Cependant, selon le Philosophe et le Commentateur, il n’y a pas au Ciel de matière qui soit distincte de la forme….

» Je dis, en second lieu, que, dans les corps célestes et dans les corps inférieurs, il y a une matière absolument de même nature. Toutefois, le parti que je veux tenir ainsi ne saurait être démontré, de même qu’on ne saurait persuader du parti contraire….

» L’incorruptibilité du Ciel n’est pas une incorruptibilité toute simple et absolue ; ce n’est qu’une incorruptibilité relative. Dieu peut, en effet, détruire le Ciel et le corrompre tout simplement ; s’il est donc incorruptible, c’est seulement en ce qu’il ne peut être corrompu par un agent créé. Mais le Ciel est également incorruptible à l’égard de tout agent créé, soit que l’on y place une matière de même nature que celle des êtres inférieurs, soit que l’on y mette une matière d’autre nature…

» Je dis donc qu’au sein des corps célestes aussi bien que des corps inférieurs, la matière est absolument de même espèce ; de même que la matière est, ici-bas, en puissance naturelle de recevoir une autre forme, qu’elle tend vers cette forme, qu’elle en est privée, qu’elle se trouve ainsi en tout un ensemble de conditions ; de même, la matière de là-haut se trouve tout simplement et absolument en toutes ces mêmes conditions, non pas, il est vrai, à l’égard d’un agent crée, mais à l’égard de Dieu.
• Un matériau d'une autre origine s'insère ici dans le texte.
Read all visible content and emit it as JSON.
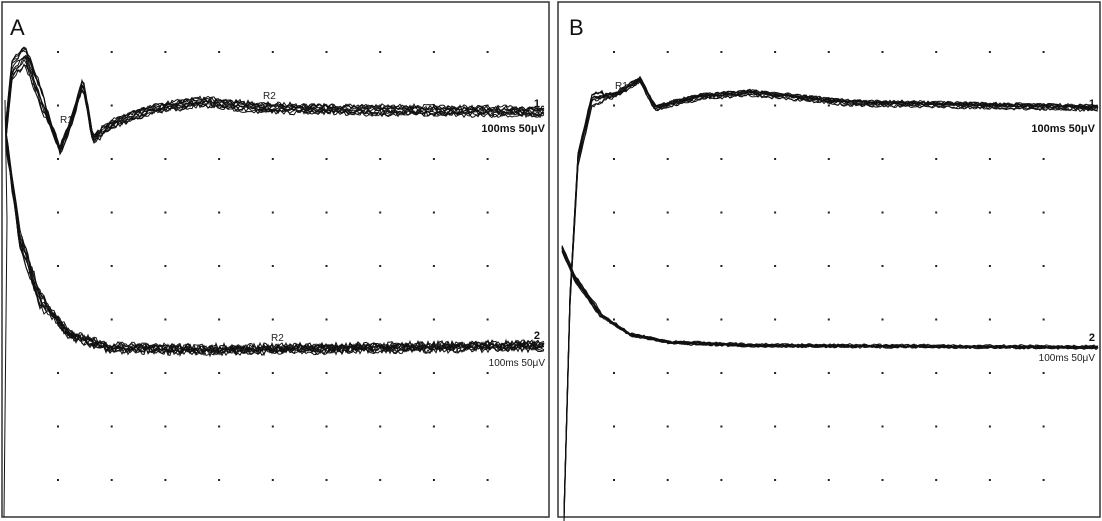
{
  "panels": [
    {
      "label": "A",
      "channels": [
        {
          "number": "1",
          "markers": [
            "R1",
            "R2"
          ],
          "scale": "100ms 50μV"
        },
        {
          "number": "2",
          "markers": [
            "R2"
          ],
          "scale": "100ms 50μV"
        }
      ]
    },
    {
      "label": "B",
      "channels": [
        {
          "number": "1",
          "markers": [
            "R1"
          ],
          "scale": "100ms 50μV"
        },
        {
          "number": "2",
          "scale": "100ms 50μV"
        }
      ]
    }
  ]
}
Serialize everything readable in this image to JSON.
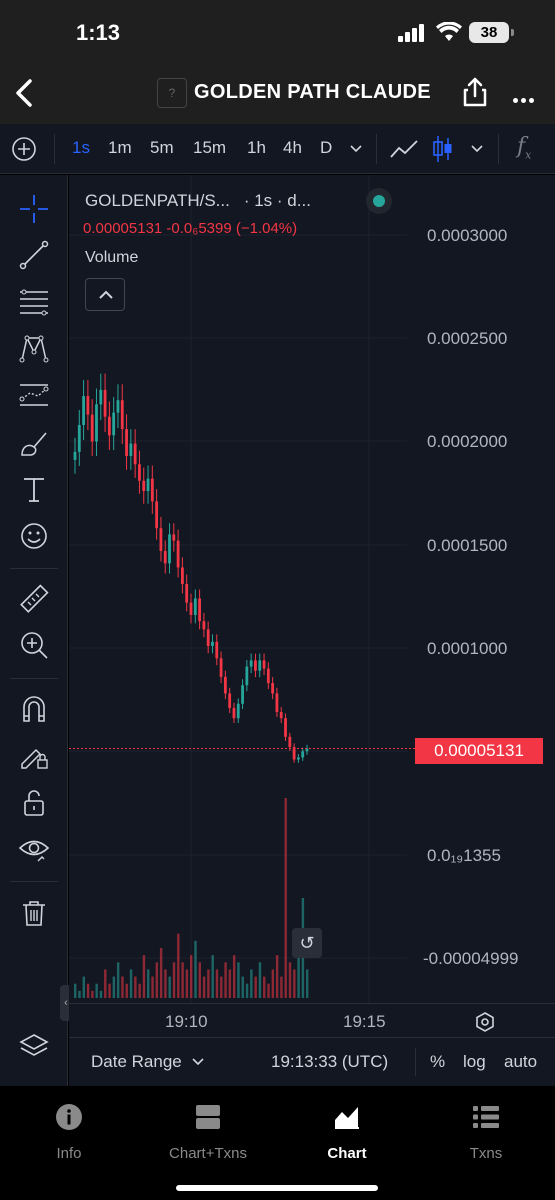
{
  "status_bar": {
    "time": "1:13",
    "battery": "38"
  },
  "header": {
    "title": "GOLDEN PATH CLAUDE",
    "logo_placeholder": "?"
  },
  "toolbar": {
    "intervals": [
      "1s",
      "1m",
      "5m",
      "15m",
      "1h",
      "4h",
      "D"
    ],
    "active_interval": "1s",
    "indicator_label": "f"
  },
  "legend": {
    "symbol": "GOLDENPATH/S...",
    "interval_suffix": "· 1s · d...",
    "ohlc": "0.00005131  -0.0₆5399 (−1.04%)",
    "volume_label": "Volume"
  },
  "price_axis": {
    "labels": [
      "0.0003000",
      "0.0002500",
      "0.0002000",
      "0.0001500",
      "0.0001000",
      "0.0₁₉1355",
      "-0.00004999"
    ],
    "last_price": "0.00005131"
  },
  "time_axis": {
    "labels": [
      "19:10",
      "19:15"
    ]
  },
  "bottom_controls": {
    "date_range": "Date Range",
    "clock": "19:13:33 (UTC)",
    "percent": "%",
    "log": "log",
    "auto": "auto"
  },
  "tabs": [
    {
      "label": "Info",
      "icon": "info-icon"
    },
    {
      "label": "Chart+Txns",
      "icon": "chart-txns-icon"
    },
    {
      "label": "Chart",
      "icon": "chart-icon",
      "active": true
    },
    {
      "label": "Txns",
      "icon": "list-icon"
    }
  ],
  "colors": {
    "up": "#26a69a",
    "down": "#f23645",
    "accent": "#2962ff",
    "background": "#131722"
  },
  "chart_data": {
    "type": "candlestick",
    "title": "GOLDENPATH/S...",
    "xlabel": "",
    "ylabel": "",
    "x_ticks": [
      "19:10",
      "19:15"
    ],
    "ylim": [
      -4.999e-05,
      0.0003
    ],
    "close_series": [
      0.000195,
      0.000208,
      0.000222,
      0.000213,
      0.0002,
      0.000218,
      0.000225,
      0.000212,
      0.000203,
      0.000214,
      0.00022,
      0.000206,
      0.000193,
      0.000199,
      0.000189,
      0.000181,
      0.000176,
      0.000182,
      0.000171,
      0.000158,
      0.000147,
      0.000141,
      0.000155,
      0.000152,
      0.000139,
      0.000131,
      0.000122,
      0.000116,
      0.000124,
      0.000113,
      0.000109,
      0.000101,
      0.000103,
      9.5e-05,
      8.6e-05,
      7.8e-05,
      7.1e-05,
      6.6e-05,
      7.3e-05,
      8.2e-05,
      9.1e-05,
      9.4e-05,
      8.9e-05,
      9.4e-05,
      9e-05,
      8.3e-05,
      7.8e-05,
      6.9e-05,
      6.6e-05,
      5.7e-05,
      5.2e-05,
      4.6e-05,
      4.7e-05,
      5e-05,
      5.131e-05
    ],
    "volume": [
      2,
      1,
      3,
      2,
      1,
      2,
      1,
      4,
      2,
      3,
      5,
      3,
      2,
      4,
      3,
      2,
      6,
      4,
      3,
      5,
      7,
      4,
      3,
      5,
      9,
      5,
      4,
      6,
      8,
      5,
      3,
      4,
      6,
      4,
      3,
      5,
      4,
      6,
      5,
      3,
      2,
      4,
      3,
      5,
      3,
      2,
      4,
      6,
      3,
      28,
      5,
      4,
      6,
      14,
      4
    ],
    "last_price": 5.131e-05
  }
}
C’est en ceci seulement qu’il y a différence entre la matière d’ici-bas et la matière de là-haut. Ici-bas, en effet, la matière est en puissance d’autres formes qui peuvent y être produites par un agent naturel et créé, et’aussi d’autres formes qui ne peuvent être créées que par Dieu seul (telle la forme intellectuelle). Mais la matière du Ciel est en puissance de formes multiples dont aucune ne saurait être produite en cette matière par un agent naturel, car elles ne peuvent être faites que par Dieu.

» Ce que j’en dis suppose, d’ailleurs, que les choses se passent suivant la loi commune. Car on pourrait concevoir un cas où la matière du Ciel serait susceptible de recevoir une forme aussi bien de la part d’un agent créé que d’un agent incréé. En effet, comme la matière du Ciel est de même nature que la matière d’ici-bas, elle est en puissance non seulement des formes qui ne peuvent être créées que par Dieu, mais encore des formes qui peuvent être engendrées par un agent créé, comme la forme du feu, celle de l’air, etc.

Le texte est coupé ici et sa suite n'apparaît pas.